Picture a data engineer staring at yet another “credential expired” error. The pipeline is fine, the model is good, but the access layer is broken again. That’s the kind of frustration Azure Synapse Ping Identity integration eliminates: one clean handshake between data platform and identity provider, no mystery failures, no hard-coded secrets.
Azure Synapse handles analytics at scale. It unifies data warehouses and data lakes with enough horsepower to feed dashboards and train models across entire enterprises. Ping Identity, meanwhile, is the grown-up version of an identity system. It enforces policy through SSO, MFA, and centralized control using SAML, OIDC, and SCIM standards. When these two tools talk properly, security happens automatically and engineers stop babysitting permissions.
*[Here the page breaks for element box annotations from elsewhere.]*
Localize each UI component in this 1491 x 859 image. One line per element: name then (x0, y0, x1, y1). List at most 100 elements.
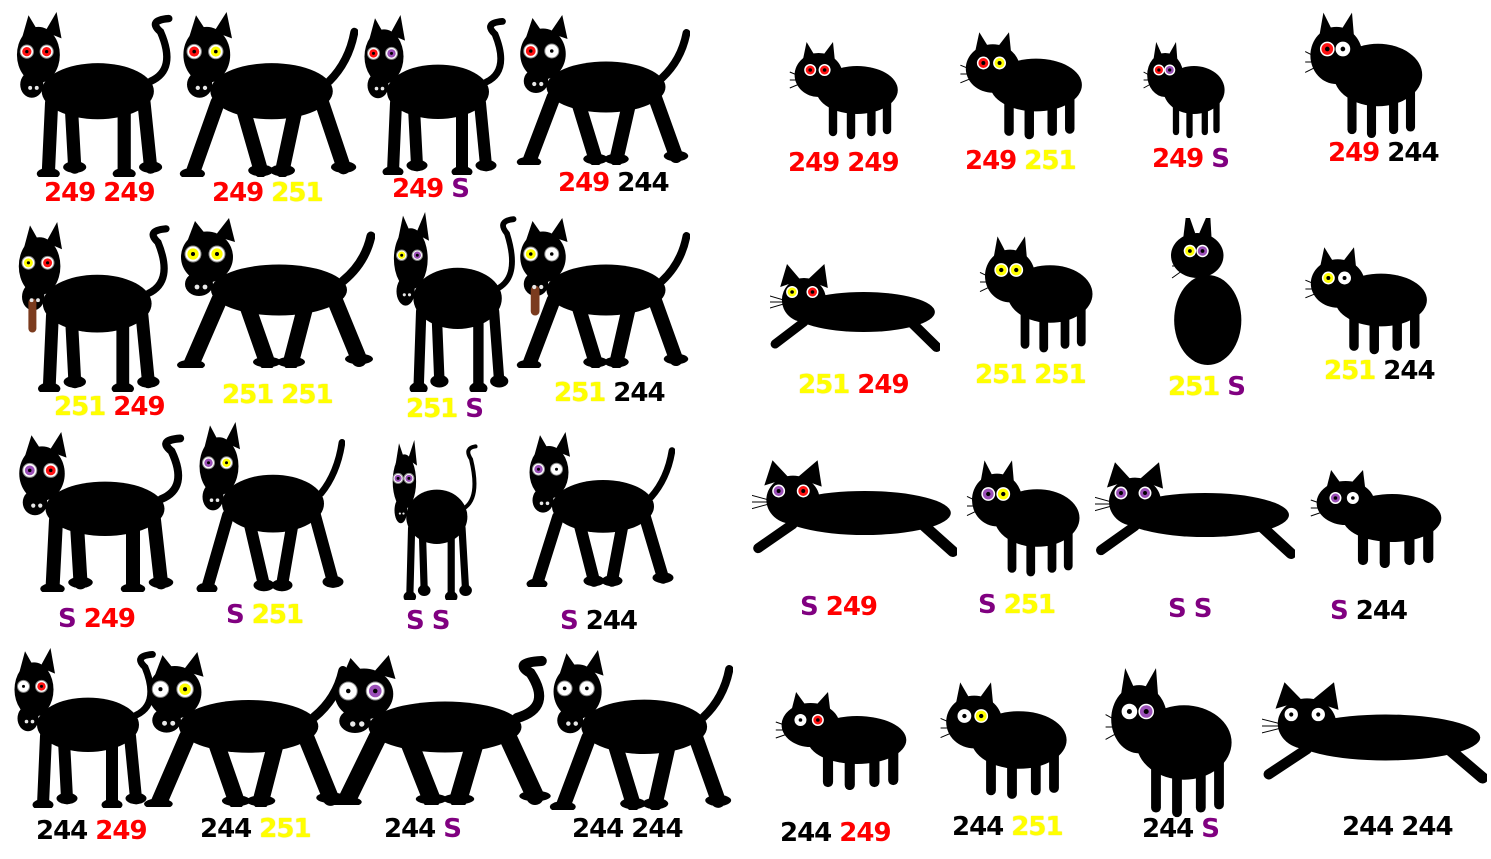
cat-eye (1338, 271, 1351, 285)
dog-sprite (364, 15, 506, 175)
cat-eye (1321, 271, 1335, 285)
dog-label: 249 244 (558, 168, 670, 198)
dog-eye (396, 249, 408, 261)
cat-eye (976, 56, 990, 70)
cat-eye (1284, 707, 1298, 722)
cat-sprite (966, 460, 1080, 577)
dog-label-part: 244 (617, 168, 669, 198)
cat-label-part: 249 (1152, 144, 1204, 174)
dog-eye (544, 43, 560, 59)
dog-eye (151, 680, 170, 698)
cat-label-part: 251 (1003, 590, 1056, 620)
dog-label: S 251 (226, 600, 304, 630)
dog-eye (43, 462, 59, 478)
dog-label-part: S (560, 606, 579, 636)
dog-eye (39, 44, 54, 59)
cat-label-part: 244 (1142, 814, 1194, 844)
cat-sprite (1095, 462, 1295, 559)
dog-body (179, 12, 358, 177)
cat-eye (974, 709, 989, 723)
dog-label-part: 249 (44, 178, 96, 208)
cat-eye (1138, 703, 1154, 720)
dog-body (14, 648, 156, 808)
dog-label-part: S (451, 174, 470, 204)
cat-sprite (1143, 42, 1225, 139)
dog-label: 251 251 (222, 382, 334, 408)
dog-eye (532, 462, 545, 476)
cat-label: 251 249 (798, 370, 910, 400)
dog-eye (385, 46, 398, 60)
dog-label: 244 S (384, 816, 462, 842)
dog-label-part: 249 (103, 178, 155, 208)
cat-body (946, 682, 1067, 799)
dog-label: 244 251 (200, 814, 312, 844)
cat-label-part: S (1227, 372, 1246, 402)
cat-sprite (789, 42, 898, 140)
cat-label: S 249 (800, 592, 878, 622)
cat-body (1111, 668, 1232, 818)
cat-label-part: S (978, 590, 997, 620)
cat-eye (811, 714, 824, 726)
dog-label-part: 249 (558, 168, 610, 198)
dog-label-part: 249 (392, 174, 444, 204)
dog-eye (338, 681, 358, 701)
cat-body (972, 460, 1080, 577)
dog-label-part: 251 (251, 600, 304, 630)
cat-eye (957, 709, 972, 723)
cat-label: 244 244 (1342, 812, 1454, 842)
cat-label-part: 251 (1024, 146, 1076, 176)
dog-body (196, 422, 345, 592)
dog-eye (367, 46, 380, 60)
whiskers (789, 71, 810, 89)
dog-label-part: 244 (613, 378, 665, 408)
cat-sprite (1310, 470, 1442, 568)
cat-eye (804, 64, 817, 76)
dog-eye (22, 462, 38, 478)
dog-label: 249 S (392, 174, 470, 204)
cat-label-part: 249 (857, 370, 909, 400)
dog-eye (220, 456, 233, 470)
cat-sprite (960, 32, 1082, 140)
dog-eye (556, 680, 573, 697)
dog-sprite (516, 218, 690, 368)
cat-body (1310, 12, 1423, 139)
cat-eye (1335, 41, 1351, 57)
dog-label: 249 249 (44, 178, 156, 208)
cat-label-part: S (800, 592, 819, 622)
dog-label: 251 S (406, 394, 484, 424)
whiskers (1304, 51, 1327, 73)
dog-eye (208, 43, 224, 60)
dog-body (516, 15, 690, 165)
cat-label-part: S (1193, 594, 1213, 624)
dog-label-part: 251 (54, 392, 106, 422)
dog-eye (176, 680, 194, 698)
dog-label: S 244 (560, 606, 638, 636)
cat-eye (818, 64, 831, 76)
whiskers (1262, 718, 1290, 734)
cat-label-part: 244 (1401, 812, 1453, 842)
dog-sprite (18, 222, 170, 392)
dog-body (16, 12, 173, 177)
cat-body (794, 42, 898, 140)
dog-label: 251 249 (54, 392, 166, 422)
cat-eye (786, 286, 799, 298)
dog-label-part: 251 (406, 394, 458, 424)
cat-label-part: 249 (965, 146, 1017, 176)
cat-label-part: S (1211, 144, 1230, 174)
cat-label: 251 251 (975, 362, 1087, 388)
dog-sprite (179, 12, 358, 177)
dog-label: 251 244 (554, 378, 666, 408)
cat-label-part: 251 (1168, 372, 1220, 402)
dog-body (364, 15, 506, 175)
dog-label-part: 251 (259, 814, 311, 844)
cat-eye (796, 484, 810, 498)
dog-label: 244 244 (572, 816, 684, 842)
cat-label: 244 S (1142, 814, 1220, 844)
cat-label-part: 249 (1328, 138, 1380, 168)
cat-eye (1009, 263, 1024, 277)
cat-body (1263, 682, 1487, 784)
cat-eye (1138, 486, 1152, 500)
cat-label: 249 249 (788, 150, 900, 176)
cat-eye (772, 484, 786, 498)
dog-body (177, 218, 375, 368)
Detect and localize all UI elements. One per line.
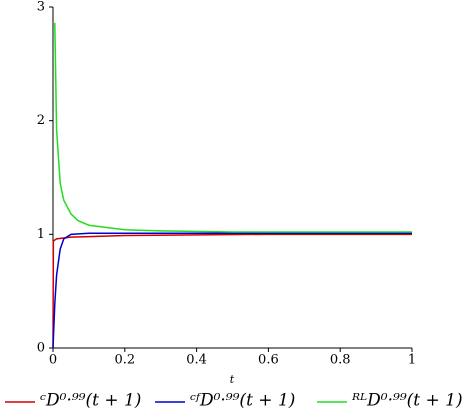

Connecting Azure Synapse to Ping Identity means mapping identities directly to workspace access and query execution roles. Instead of static passwords or personal tokens, access decisions flow through Ping’s adaptive authentication and group policies. Synapse reads them in real time using Azure Active Directory federation. The result is consistent identities across analytics, storage, and compute—no overlaps, no forgotten service accounts.
How do I connect Azure Synapse and Ping Identity?
Federate your Synapse workspace with Azure AD, ensure Ping Identity is the identity provider backing that tenant, then set role-based access in Synapse through groups synced from Ping. That’s it: one pipeline for authentication, authorization, and auditing in a single stroke.
For developers, the integration feels invisible. Once identity federation is configured, executing a SQL script or deploying a pipeline simply works under your assigned role. No ticket requests, no waiting for ops to approve privileges. Logs stay clean, since every action is tied to a verified identity. Automation scripts can rotate credentials through Ping’s policy engine, keeping compliance happy.